Recent innovations have introduced various visualization devices to simplify data presentation and make monitoring results more intuitive, particularly for users unfamiliar with smartphones. For example, flexible wearable devices produced using 3D printing technology can convey information such as ultraviolet exposure, temperature, and sweat pH levels through color changes without requiring power or data processing. These interactive visualization tools are particularly useful in scenarios involving children, senior citizens, or individuals in underdeveloped regions.

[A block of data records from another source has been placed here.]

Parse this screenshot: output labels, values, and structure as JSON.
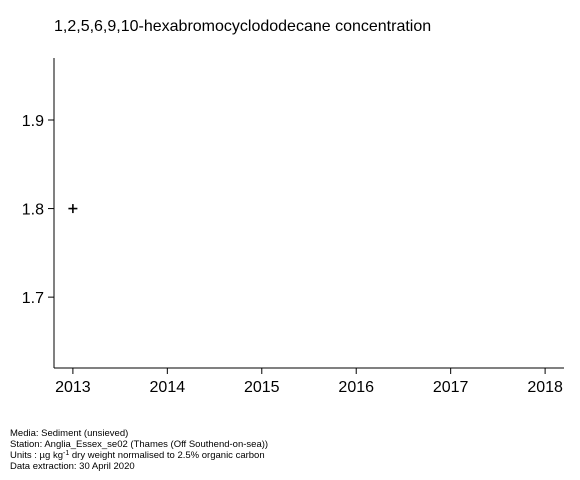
{
  "chart_data": {
    "type": "scatter",
    "title": "1,2,5,6,9,10-hexabromocyclododecane concentration",
    "xlabel": "",
    "ylabel": "",
    "xlim": [
      2012.8,
      2018.2
    ],
    "ylim": [
      1.62,
      1.97
    ],
    "x_ticks": [
      2013,
      2014,
      2015,
      2016,
      2017,
      2018
    ],
    "x_tick_labels": [
      "2013",
      "2014",
      "2015",
      "2016",
      "2017",
      "2018"
    ],
    "y_ticks": [
      1.7,
      1.8,
      1.9
    ],
    "y_tick_labels": [
      "1.7",
      "1.8",
      "1.9"
    ],
    "marker": "plus",
    "grid": false,
    "points": [
      {
        "x": 2013,
        "y": 1.8
      }
    ]
  },
  "footer": {
    "media": "Media: Sediment (unsieved)",
    "station": "Station: Anglia_Essex_se02 (Thames (Off Southend-on-sea))",
    "units_prefix": "Units : µg kg",
    "units_sup": "-1",
    "units_suffix": " dry weight normalised to 2.5% organic carbon",
    "extraction": "Data extraction: 30 April 2020"
  }
}
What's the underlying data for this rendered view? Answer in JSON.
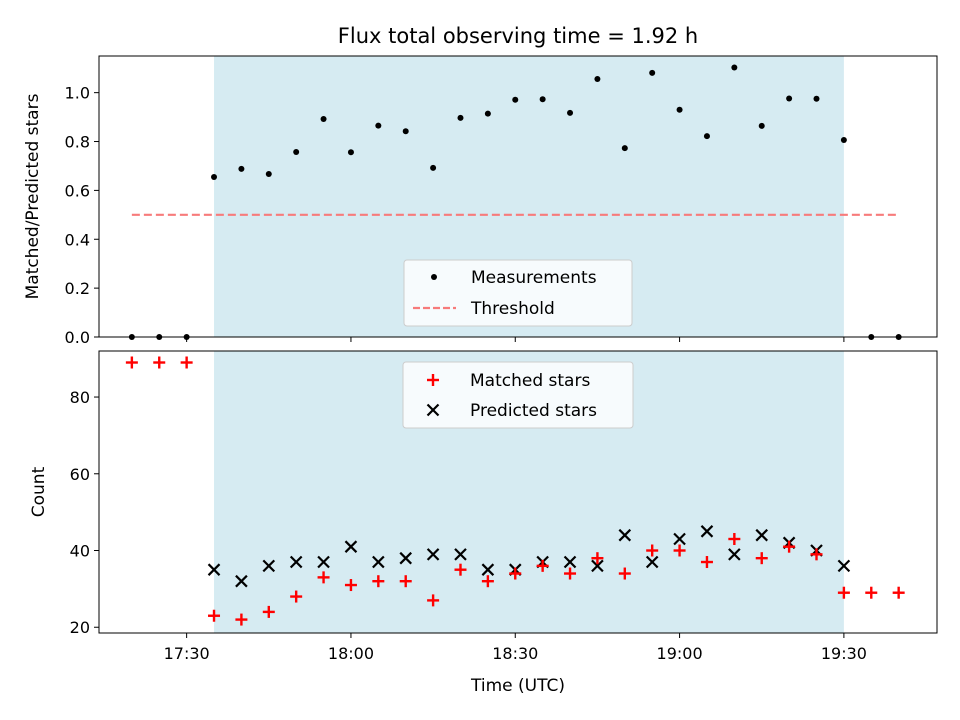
{
  "chart_data": [
    {
      "type": "scatter",
      "title": "Flux total observing time = 1.92 h",
      "ylabel": "Matched/Predicted stars",
      "xlabel": "",
      "xlim": [
        "17:14",
        "19:47"
      ],
      "ylim": [
        0,
        1.15
      ],
      "yticks": [
        "0.0",
        "0.2",
        "0.4",
        "0.6",
        "0.8",
        "1.0"
      ],
      "shaded_range": [
        "17:35",
        "19:30"
      ],
      "legend": {
        "placement": "lower-center",
        "entries": [
          "Measurements",
          "Threshold"
        ]
      },
      "grid": false,
      "series": [
        {
          "name": "Measurements",
          "marker": "dot",
          "color": "#000000",
          "x": [
            "17:20",
            "17:25",
            "17:30",
            "17:35",
            "17:40",
            "17:45",
            "17:50",
            "17:55",
            "18:00",
            "18:05",
            "18:10",
            "18:15",
            "18:20",
            "18:25",
            "18:30",
            "18:35",
            "18:40",
            "18:45",
            "18:50",
            "18:55",
            "19:00",
            "19:05",
            "19:10",
            "19:15",
            "19:20",
            "19:25",
            "19:30",
            "19:35",
            "19:40"
          ],
          "y": [
            0,
            0,
            0,
            0.655,
            0.688,
            0.667,
            0.757,
            0.892,
            0.756,
            0.865,
            0.842,
            0.692,
            0.897,
            0.914,
            0.971,
            0.973,
            0.917,
            1.056,
            0.773,
            1.081,
            0.93,
            0.822,
            1.103,
            0.864,
            0.976,
            0.975,
            0.806,
            0,
            0
          ]
        },
        {
          "name": "Threshold",
          "marker": "dashed-line",
          "color": "#f77b7b",
          "x": [
            "17:20",
            "19:40"
          ],
          "y": [
            0.5,
            0.5
          ]
        }
      ]
    },
    {
      "type": "scatter",
      "title": "",
      "ylabel": "Count",
      "xlabel": "Time (UTC)",
      "xlim": [
        "17:14",
        "19:47"
      ],
      "ylim": [
        18.5,
        92
      ],
      "yticks": [
        "20",
        "40",
        "60",
        "80"
      ],
      "xticks": [
        "17:30",
        "18:00",
        "18:30",
        "19:00",
        "19:30"
      ],
      "shaded_range": [
        "17:35",
        "19:30"
      ],
      "legend": {
        "placement": "upper-center",
        "entries": [
          "Matched stars",
          "Predicted stars"
        ]
      },
      "grid": false,
      "series": [
        {
          "name": "Matched stars",
          "marker": "plus",
          "color": "#ff0000",
          "x": [
            "17:20",
            "17:25",
            "17:30",
            "17:35",
            "17:40",
            "17:45",
            "17:50",
            "17:55",
            "18:00",
            "18:05",
            "18:10",
            "18:15",
            "18:20",
            "18:25",
            "18:30",
            "18:35",
            "18:40",
            "18:45",
            "18:50",
            "18:55",
            "19:00",
            "19:05",
            "19:10",
            "19:15",
            "19:20",
            "19:25",
            "19:30",
            "19:35",
            "19:40"
          ],
          "y": [
            89,
            89,
            89,
            23,
            22,
            24,
            28,
            33,
            31,
            32,
            32,
            27,
            35,
            32,
            34,
            36,
            34,
            38,
            34,
            40,
            40,
            37,
            43,
            38,
            41,
            39,
            29,
            29,
            29
          ]
        },
        {
          "name": "Predicted stars",
          "marker": "x",
          "color": "#000000",
          "x": [
            "17:35",
            "17:40",
            "17:45",
            "17:50",
            "17:55",
            "18:00",
            "18:05",
            "18:10",
            "18:15",
            "18:20",
            "18:25",
            "18:30",
            "18:35",
            "18:40",
            "18:45",
            "18:50",
            "18:55",
            "19:00",
            "19:05",
            "19:10",
            "19:15",
            "19:20",
            "19:25",
            "19:30"
          ],
          "y": [
            35,
            32,
            36,
            37,
            37,
            41,
            37,
            38,
            39,
            39,
            35,
            35,
            37,
            37,
            36,
            44,
            37,
            43,
            45,
            39,
            44,
            42,
            40,
            36
          ]
        }
      ]
    }
  ]
}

Advancements in self-powered technology have further led to the development of flexible electronic devices. Energy harvesters capture energy generated from human movements to power these devices, thus extending the operational lifespan. Moreover, distributed sensor network systems, which deploy multiple sensor nodes across different body regions, enable real-time physiological signal capture and wireless data transmission to smart devices. These technological advancements enhance the functional integration, flexibility, and comfort of wearable devices.

Future evolution of flexible wearable devices is expected to focus on greater integration, non-invasive real-time monitoring, and self-powered functionalities of the wearable biosensors. These devices will revolutionize healthcare through interdisciplinary collaboration and ongoing technological innovation, facilitating personalized medical diagnoses and precise treatments.